Aunque en algunos lugares, el alguacil y el pregonero eran personas distintas, en
el pueblo, ambos cargos recaían en la misma. Así pues, era el tío Agapito pregonero
y alguacil, todo en uno. Aguacil, como
le llamaban los vecinos cuando los avisaba de los concejos o de la suelta de
los rastrojos. Pregonero cuando su voz ronca anunciaba la mercancía que traía
cualquier frutero, tendero o cacharrero que llegara a la plaza.
Era el alguacil un
hombre alto, enjuto, descarnado y ceñudo que vivía en una casita baja pegada
a la carretera, que en tiempos remotos había albergado la única pensión del
pueblo y que ahora, y aunque él nunca lo hubiera sospechado, había devenido en
bar. Era también un hombre poco amigo de conversaciones estériles con los
vecinos, ni siquiera de esas que rayan con la más elemental cortesía. ¿Está horra la vaca, Agapito?, le preguntó una
vez una vecina por aquello de decir algo. Y a ti qué te importa —respondió el
hombre—. Todavía no te he preguntado yo si están preñás las tuyas. Casi siempre que echaba un pregón, su cara mostraba
un cierto aire de cabreo perenne, como si quisiera protegerse de algo, quizá de
aquella canción que los niños, inocentemente
crueles, entonaban en cuanto oían la corneta
y la ocasión lo propiciaba: Tio
Agapito toca el pito y tía Flora la tambora…
O quizá, con aquella
expresión hosca, quisiera meter miedo a esos niños y a otros mayores; porque el
tío Agapito era de los pocos en el pueblo que tenía árboles que daban peros,
ciruelas y melocotones que los niños y jovenzuelos le robaban cuando aún
estaban duros como piedras, como las piedras que el hombre les tiraba con saña
y riesgo de descalabro cuando se acercaban al huerto y el aguacil se había escondido en la oscuridad antes de que llegaran,
harto ya de que le robaran la fruta.
Quizá por eso los
niños, en injusta reciprocidad, en cuanto la corneta rompía el silencio de las
plácidas mañanas del pueblo, se apostaban en cualquier esquina y le cantaban: Tío Agapito toca el pito y tía Flora la
tambora… y corrían a esconderse por si acaso, aunque en aquellas ocasiones
el tío Agapito sólo se defendiera con amenazas e improperios.
Era el tío
Agapito un maestro echando pregones, siempre anunciados y rematados con un
toque de turuta. De orden del Sr. Alcalde
se hace saber: que al anochecer vayan todos los hombres a la Casa de Concejo para
tratar del arreglo de La Carrera de los Gallos. También ejercía de
pregonero de la Hermandad de Agricultores y Ganaderos sin que la redacción del
pregón variara mucho. De orden del Sr. Presidente
de la Hermandad se hace saber: que el día 17 de este mes quedarán sueltos los
rastrojos y que hasta esa fecha nadie sea osao de meter ovejas ni cabras ni
burros en ninguna tierra bajo multa de mil pesetas. Otras veces, el
pregonero hacía de policía municipal y
se presentaba en cualquier casa, empujaba la puerta y, sin entrar, siempre sin
entrar, preguntaba: “¿Está el amo? No, anda en el huerto, decía la mujer. ¿Qué
le quieres? Que a la noche vaya al Ayuntamiento, que le llama el Alcalde. ¿Y
qué le quiere?

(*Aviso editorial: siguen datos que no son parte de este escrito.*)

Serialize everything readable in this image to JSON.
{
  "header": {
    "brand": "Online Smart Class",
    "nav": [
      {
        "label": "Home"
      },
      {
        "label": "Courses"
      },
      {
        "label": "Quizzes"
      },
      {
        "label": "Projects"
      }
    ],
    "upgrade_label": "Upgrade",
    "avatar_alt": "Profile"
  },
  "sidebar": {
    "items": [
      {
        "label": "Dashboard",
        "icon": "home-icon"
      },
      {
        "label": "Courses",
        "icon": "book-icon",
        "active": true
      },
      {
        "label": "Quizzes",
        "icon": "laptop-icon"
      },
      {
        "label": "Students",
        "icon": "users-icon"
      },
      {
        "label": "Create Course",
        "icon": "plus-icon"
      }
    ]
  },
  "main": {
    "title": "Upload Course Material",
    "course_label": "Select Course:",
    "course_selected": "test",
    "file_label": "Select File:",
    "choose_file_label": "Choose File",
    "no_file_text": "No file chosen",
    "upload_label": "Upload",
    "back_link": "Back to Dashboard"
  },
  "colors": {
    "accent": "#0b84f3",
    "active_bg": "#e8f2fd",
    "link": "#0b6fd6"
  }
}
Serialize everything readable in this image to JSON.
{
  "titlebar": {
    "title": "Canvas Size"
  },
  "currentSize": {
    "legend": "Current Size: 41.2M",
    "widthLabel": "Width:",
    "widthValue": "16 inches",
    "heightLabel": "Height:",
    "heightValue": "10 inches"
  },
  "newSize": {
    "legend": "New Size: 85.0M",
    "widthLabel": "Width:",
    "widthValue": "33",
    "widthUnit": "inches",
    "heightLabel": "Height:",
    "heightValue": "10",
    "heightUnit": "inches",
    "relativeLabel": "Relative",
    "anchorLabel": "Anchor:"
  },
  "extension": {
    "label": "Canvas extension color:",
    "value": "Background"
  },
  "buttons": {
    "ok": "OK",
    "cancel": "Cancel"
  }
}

Eso ya se lo dirán allí,
respondía invariablemente el tío Agapito. Y lo mismo contestaba si
alguna vecina salía a la puerta un segundo después de que la voz del pregonero
hubiera terminado de vocear su pregón y la turuta hubiera cesado en su soniquete
e, inocentemente, le preguntaba: ¿Qué pregonas, Agapito? Y el alguacil
respondía: Ya se pasó. Tendrás que esperarte a la siguiente. Y se iba sin
despedirse. Quizá por eso le cantaban.
NOTA: Sirva este
relato de homenaje a este y todos los pregoneros de nuestros pueblos, que, en
aras de eso que llaman progreso, fueron sustituidos por un frío e insensible
papel pinchado en un corcho dentro de un cajetín de aluminio y metacrilato.